MediGuide is an intelligent medical chatbot and research project powered by a fine-tuned Mistral-7B-Instruct-v0.3 model. Trained on a custom medical dataset, it delivers trustworthy, context-aware, and conversational medical insights.
This project explores and compares multiple parameter-efficient fine-tuning techniques — QLoRA, Prompt Tuning, and Prefix Tuning — applied to large language models for the task of medical instruction following.
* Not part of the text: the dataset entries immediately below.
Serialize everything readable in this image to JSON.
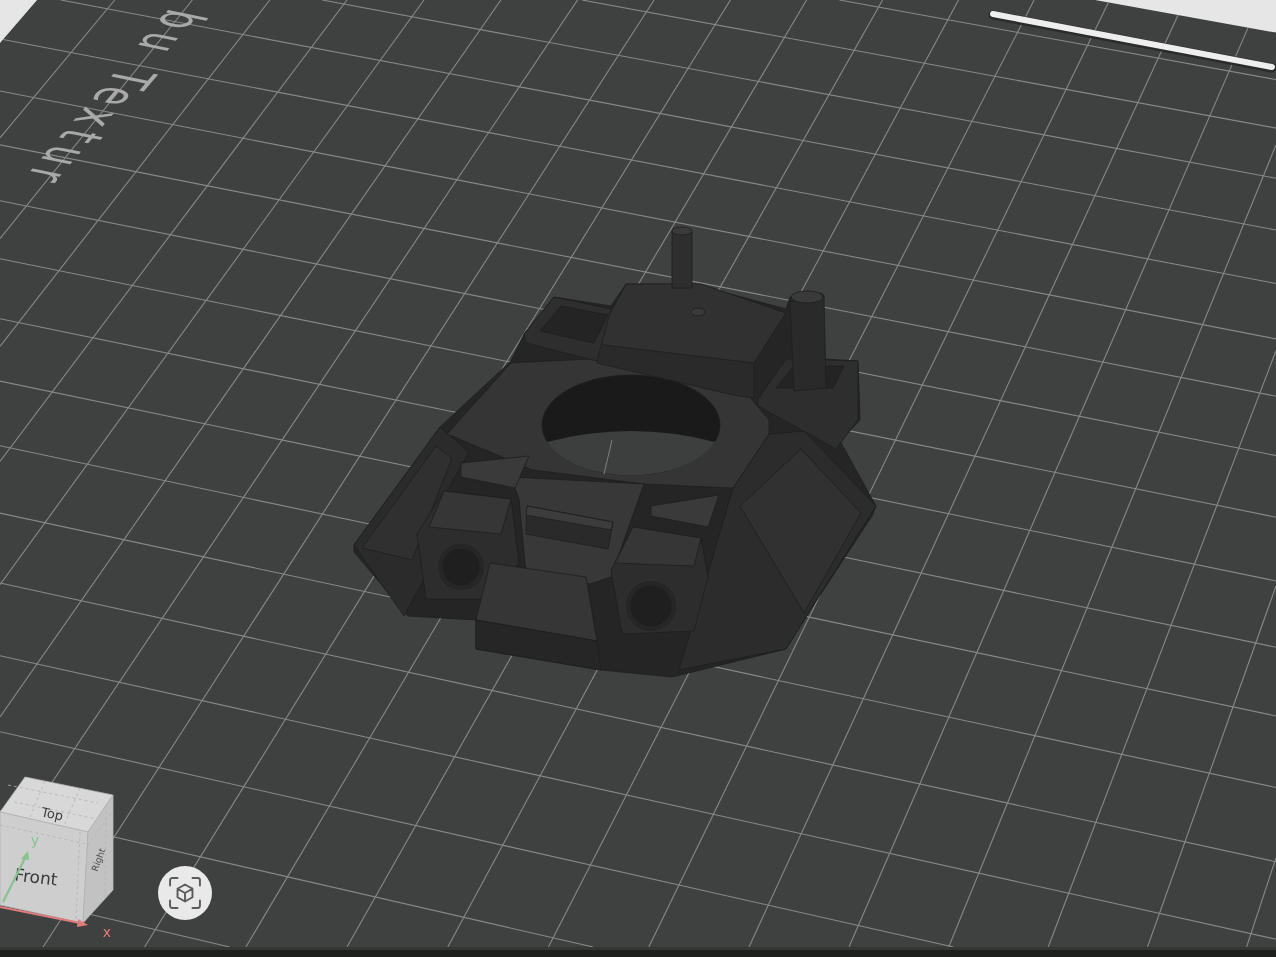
{
  "plate": {
    "label": "bu Textur"
  },
  "view_cube": {
    "faces": [
      {
        "kind": "top",
        "label": "Top"
      },
      {
        "kind": "front",
        "label": "Front"
      },
      {
        "kind": "right",
        "label": "Right"
      }
    ],
    "axes": [
      {
        "kind": "y",
        "label": "y"
      },
      {
        "kind": "x",
        "label": "x"
      }
    ]
  }
}
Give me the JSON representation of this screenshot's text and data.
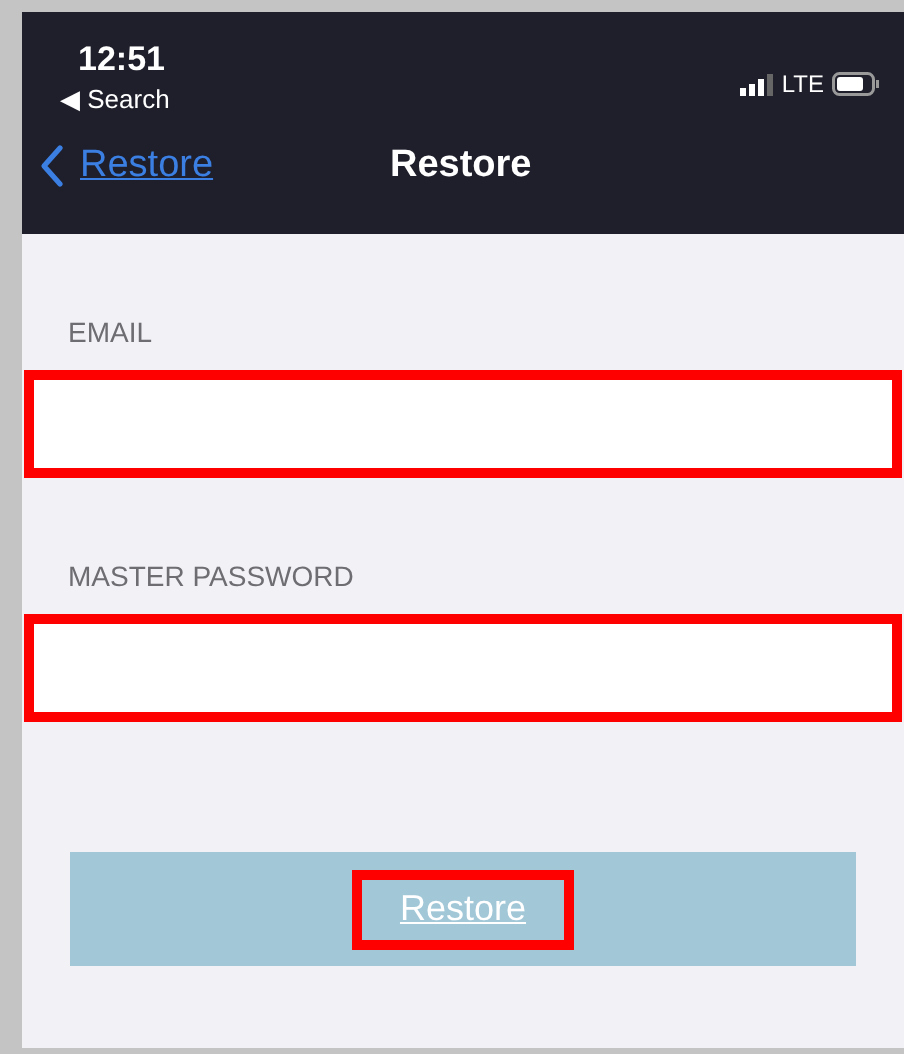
{
  "status_bar": {
    "time": "12:51",
    "back_app": "◀ Search",
    "network": "LTE"
  },
  "nav_bar": {
    "back": {
      "label": "Restore"
    },
    "title": "Restore"
  },
  "fields": [
    {
      "label": "EMAIL",
      "highlighted": true
    },
    {
      "label": "MASTER PASSWORD",
      "highlighted": true
    }
  ],
  "button": {
    "label": "Restore",
    "highlighted": true
  }
}
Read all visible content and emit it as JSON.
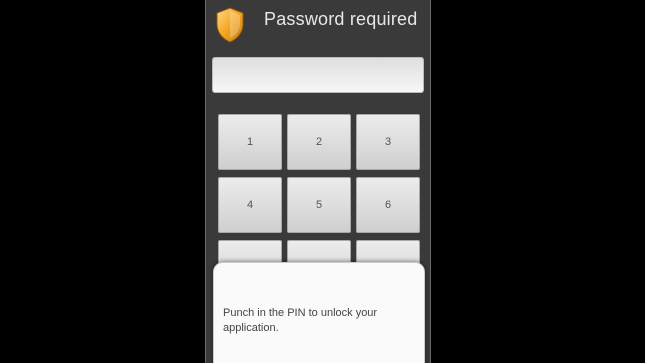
{
  "dialog": {
    "title": "Password required",
    "icon": "shield-icon",
    "accent_color": "#f5a623"
  },
  "pin_input": {
    "value": "",
    "placeholder": ""
  },
  "keypad": {
    "keys": [
      "1",
      "2",
      "3",
      "4",
      "5",
      "6",
      "",
      "",
      ""
    ]
  },
  "help": {
    "text": "Punch in the PIN to unlock your application."
  }
}
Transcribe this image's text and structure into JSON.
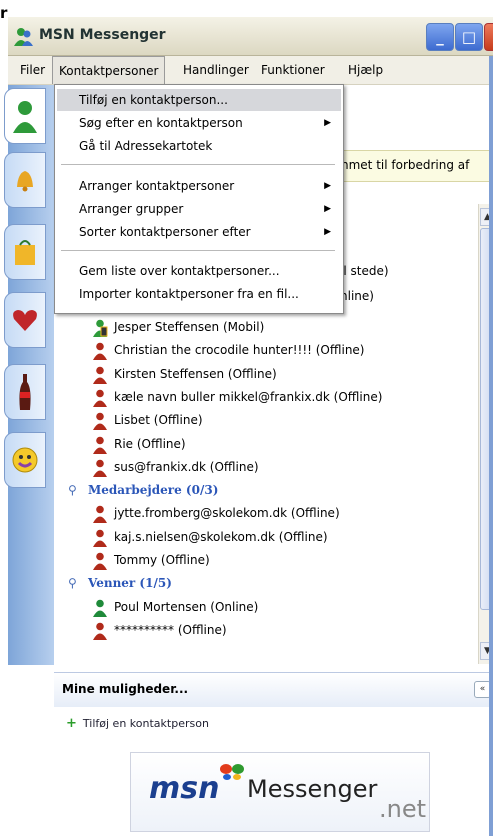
{
  "window": {
    "partial_letter": "r",
    "title": "MSN Messenger",
    "minimize": "_",
    "maximize": "□",
    "close": "X"
  },
  "menubar": {
    "items": [
      "Filer",
      "Kontaktpersoner",
      "Handlinger",
      "Funktioner",
      "Hjælp"
    ]
  },
  "dropdown": {
    "items": [
      {
        "label": "Tilføj en kontaktperson...",
        "submenu": false
      },
      {
        "label": "Søg efter en kontaktperson",
        "submenu": true
      },
      {
        "label": "Gå til Adressekartotek",
        "submenu": false
      },
      {
        "label": "Arranger kontaktpersoner",
        "submenu": true
      },
      {
        "label": "Arranger grupper",
        "submenu": true
      },
      {
        "label": "Sorter kontaktpersoner efter",
        "submenu": true
      },
      {
        "label": "Gem liste over kontaktpersoner...",
        "submenu": false
      },
      {
        "label": "Importer kontaktpersoner fra en fil...",
        "submenu": false
      }
    ],
    "arrow": "▶"
  },
  "notice": {
    "text": "nmet til forbedring af"
  },
  "peek": {
    "line1": "il stede)",
    "line2": "nline)"
  },
  "contacts": {
    "rows": [
      {
        "type": "contact",
        "text": "Jesper Steffensen (Mobil)",
        "status": "mobile"
      },
      {
        "type": "contact",
        "text": "Christian the crocodile hunter!!!! (Offline)",
        "status": "offline"
      },
      {
        "type": "contact",
        "text": "Kirsten Steffensen (Offline)",
        "status": "offline"
      },
      {
        "type": "contact",
        "text": "kæle navn buller mikkel@frankix.dk (Offline)",
        "status": "offline"
      },
      {
        "type": "contact",
        "text": "Lisbet (Offline)",
        "status": "offline"
      },
      {
        "type": "contact",
        "text": "Rie (Offline)",
        "status": "offline"
      },
      {
        "type": "contact",
        "text": "sus@frankix.dk (Offline)",
        "status": "offline"
      },
      {
        "type": "group",
        "text": "Medarbejdere (0/3)"
      },
      {
        "type": "contact",
        "text": "jytte.fromberg@skolekom.dk (Offline)",
        "status": "offline"
      },
      {
        "type": "contact",
        "text": "kaj.s.nielsen@skolekom.dk (Offline)",
        "status": "offline"
      },
      {
        "type": "contact",
        "text": "Tommy (Offline)",
        "status": "offline"
      },
      {
        "type": "group",
        "text": "Venner (1/5)"
      },
      {
        "type": "contact",
        "text": "Poul Mortensen (Online)",
        "status": "online"
      },
      {
        "type": "contact",
        "text": "********** (Offline)",
        "status": "offline"
      }
    ]
  },
  "options": {
    "title": "Mine muligheder...",
    "collapse": "«",
    "add_contact": "Tilføj en kontaktperson",
    "add_plus": "+"
  },
  "banner": {
    "msn": "msn",
    "messenger": "Messenger",
    "net": ".net"
  },
  "colors": {
    "offline": "#b02a1a",
    "online": "#1f8a3a",
    "group": "#2b56b8",
    "highlight": "#d6d7db"
  },
  "icons": {
    "scroll_up": "▲",
    "scroll_down": "▼"
  }
}
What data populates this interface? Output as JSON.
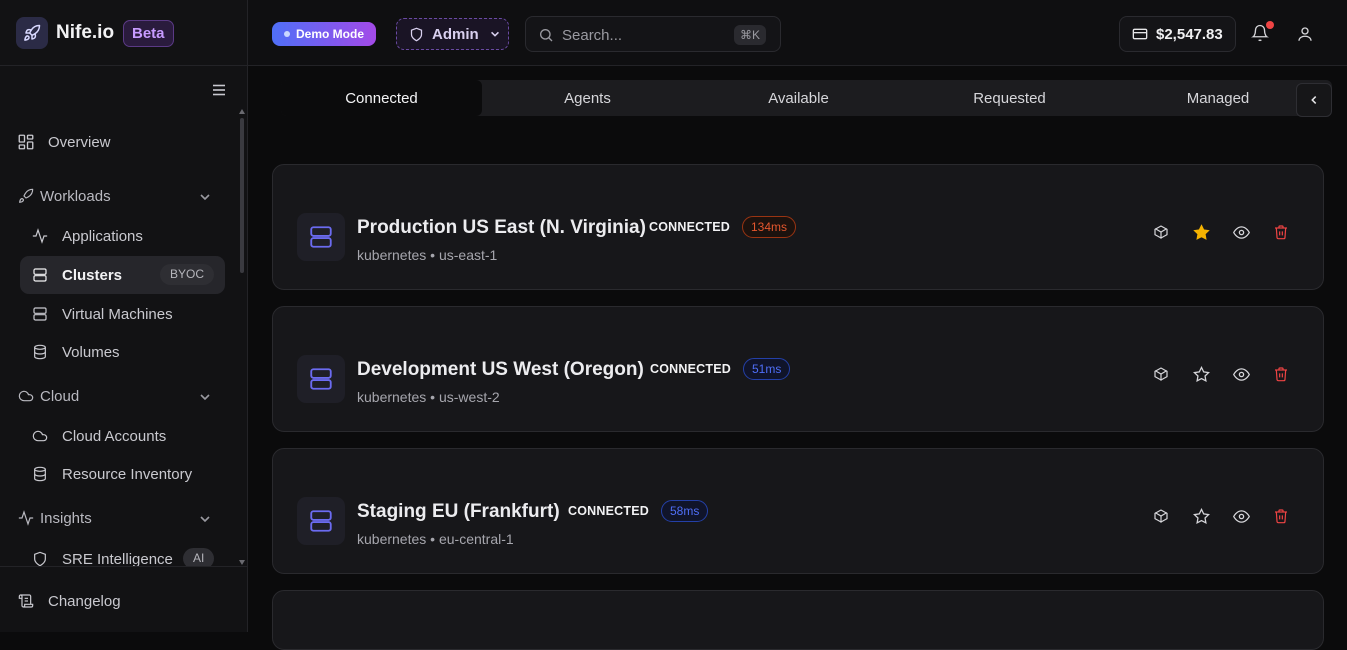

The goal is to evaluate the trade-offs among these methods in terms of response quality, training efficiency, model size, and deployment performance.
⚠️ Disclaimer: MediGuide is intended for informational and research purposes only. It is not a substitute for professional medical advice.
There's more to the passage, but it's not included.